Lambdaは指定されたIDに応じてS3からファイルを取ってきて検索。
コールドスタートで+1000msくらい掛かっているが、検索処理だけなら1回あたり100 ~ 200msくらい。
ハマったポイント一覧
APIGatewayとの繋ぎ込み部分でRequest / ResponseをJSONに変換するんだけど、適切なスキーマに変換する必要があり、半日くらい上手く行かねーって言ってた。
Amazon.Lambda.APIGatewayEventsパッケージを追加でインストールし、FunctionHandlerのinput引数の型をAPIGatewayProxyRequest、戻り値の型をAPIGatewayProxyResponseにした上で、LambdaFunctionJsonSerializerContextにJsonSerializer属性経由でこれらの型を教えてやる必要があった。
これは最新のSystem.Text.Jsonの機能を追っていなかったので知らなかったが、SourceGeneratorを使ってリフレクションを回避するためのやつらしい。
...ResponseのStatusCodeがデフォルトで0のままなのに気付かず1敗。
Internal Server Errorが無限に出る
APIGatewayのCloudWatchを有効にしておきましょう。
なぜか依存関係で怒られる
AWSSCK.S3などはrd.xmlに追記する必要がある。
その上で、何故かVisual Studioが上手く認識してくれなくてエラーを吐いていた。再起動したら何か直った。
AWSにデプロイするたびにVisual StudioがAWS系のパッケージを認識しなくなる
解決方法わからんかった。
IDEの助けを借りずにコーディングしてたりした。
AWS拡張と何が相性悪いのかの切り分けもしていないが、軽く調べても出てこなかったので、たぶん新しめの構成とかみ合ってないんだと思う。
S3周りで気を付けること
コンソールから65536個のファイルをアップロードするのは無理。
段々重くなるし途中でセッション切れる。
AWS CLIをインストールしてaws s3コマンドからアップロードする必要がある。

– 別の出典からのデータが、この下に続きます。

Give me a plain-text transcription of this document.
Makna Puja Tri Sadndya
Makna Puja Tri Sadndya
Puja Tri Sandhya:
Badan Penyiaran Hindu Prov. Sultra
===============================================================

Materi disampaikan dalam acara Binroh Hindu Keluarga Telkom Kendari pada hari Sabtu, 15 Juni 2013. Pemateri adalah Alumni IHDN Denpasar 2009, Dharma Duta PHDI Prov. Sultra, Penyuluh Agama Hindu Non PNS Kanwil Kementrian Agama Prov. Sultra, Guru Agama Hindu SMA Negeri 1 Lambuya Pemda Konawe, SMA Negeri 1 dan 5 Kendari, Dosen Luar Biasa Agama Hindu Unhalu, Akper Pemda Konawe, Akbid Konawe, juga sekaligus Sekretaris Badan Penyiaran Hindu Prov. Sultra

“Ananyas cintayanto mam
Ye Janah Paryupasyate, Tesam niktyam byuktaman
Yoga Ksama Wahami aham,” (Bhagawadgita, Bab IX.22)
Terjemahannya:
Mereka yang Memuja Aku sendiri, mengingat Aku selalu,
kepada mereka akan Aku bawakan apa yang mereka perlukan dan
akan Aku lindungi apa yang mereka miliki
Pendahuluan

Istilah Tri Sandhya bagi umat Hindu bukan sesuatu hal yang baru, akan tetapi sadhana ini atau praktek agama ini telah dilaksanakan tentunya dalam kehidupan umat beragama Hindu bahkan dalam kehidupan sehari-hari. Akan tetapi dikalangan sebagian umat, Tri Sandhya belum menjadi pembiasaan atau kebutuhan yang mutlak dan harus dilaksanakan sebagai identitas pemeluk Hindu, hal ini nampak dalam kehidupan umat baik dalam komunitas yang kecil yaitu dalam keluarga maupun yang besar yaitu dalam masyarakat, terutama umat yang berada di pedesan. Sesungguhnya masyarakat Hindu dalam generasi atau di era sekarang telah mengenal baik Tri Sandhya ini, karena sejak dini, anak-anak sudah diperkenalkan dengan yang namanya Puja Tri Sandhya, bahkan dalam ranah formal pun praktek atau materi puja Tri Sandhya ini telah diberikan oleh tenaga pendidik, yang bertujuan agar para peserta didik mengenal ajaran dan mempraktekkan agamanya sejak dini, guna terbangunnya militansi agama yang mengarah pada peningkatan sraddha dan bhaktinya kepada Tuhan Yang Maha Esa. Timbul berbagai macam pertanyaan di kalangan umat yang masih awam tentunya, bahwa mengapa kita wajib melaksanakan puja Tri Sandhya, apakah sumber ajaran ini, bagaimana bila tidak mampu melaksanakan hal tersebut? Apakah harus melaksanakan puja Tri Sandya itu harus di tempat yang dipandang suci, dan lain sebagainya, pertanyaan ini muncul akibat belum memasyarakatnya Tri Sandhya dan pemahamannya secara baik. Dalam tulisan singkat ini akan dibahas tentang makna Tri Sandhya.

アップロード時の転送量には課金されないが、PUTリクエスト回数には課金される。
1ファイルごとに1回PUTリクエストを行っているため、更新系APIリクエストの無料枠(2000回まで無料)は余裕で越える。
「フォルダ構成気に入らないからもう1段掘ろう」みたいなのもたぶん課金される。事前に入念な設計を行うこと。
S3のストレージクラスの選定も慎重にすること!!
ReadOnlyな上に頻繁にアクセスされるわけでもないので、保存コスト的には標準の低頻度アクセス(Standard-IA)クラスにしておくのが丸い。
16GBぶんだけを保存するとして、標準だと1か月あたり0.40USD、IAだと0.22USD。1か月あたり0.18USD安い。
ただしPUTアクセスの料金が標準クラスに比べて割高。
標準だとアップロード時のPUTリクエストに0.31USD、低頻度アクセスでは0.66USDかかる。
損益分岐点は2ヶ月目。
普通にAWS CLIからアップロードすると標準クラスに配置される
ストレージクラスの変更はPUTリクエストで行うことになるので、0.31USD払ったうえに追加で0.66USDを払うハメになる(1敗)。
S3ストレージ料金の1年無料枠は標準クラスにのみ適用される
アカウント開設後1年間は5GBまでのストレージ料金が無料になるが、これはIAクラスには適用されない。
それでもIAクラスを使っていたほうが安くなるが。
とは言っても年間ワンコインでお釣りがくる程度の値段なので、富豪的な気持ちで運用している。
悪い人にDDoS食らったり、いきなりドル円が10000円/USDとかならない限り破産はしない…はず
AWS費用を記録していく
table:2022_12
Month USD JPY 累計 API Call
2022_12 0.02 3円 3円
2023_01 1.29 170円 170円 177回
2023_02 0.23 32円 202円 54回
2023_03 0.24 32円 234円 73回
2023_04 0.24 32円 266円 32回
2023_05 0.24 33円 299円 106回 レート上がりやがった
2023_06 0.24 34円 333円 131回
2023_07 0.24 34円 367円 195回
2023_08 0.24 35円 402円 203回
2023_09 0.24 36円 438円 54回
2023_10 0.24 36円 474円 99回
2023_11 0.24 36円 510円 188回 ワンコインに収まらなかった…おのれ円安
2023_12 0.24 35円 545円 420回 ここで無料枠が終了、でもS3代だけなのでそんなに影響はないはず…。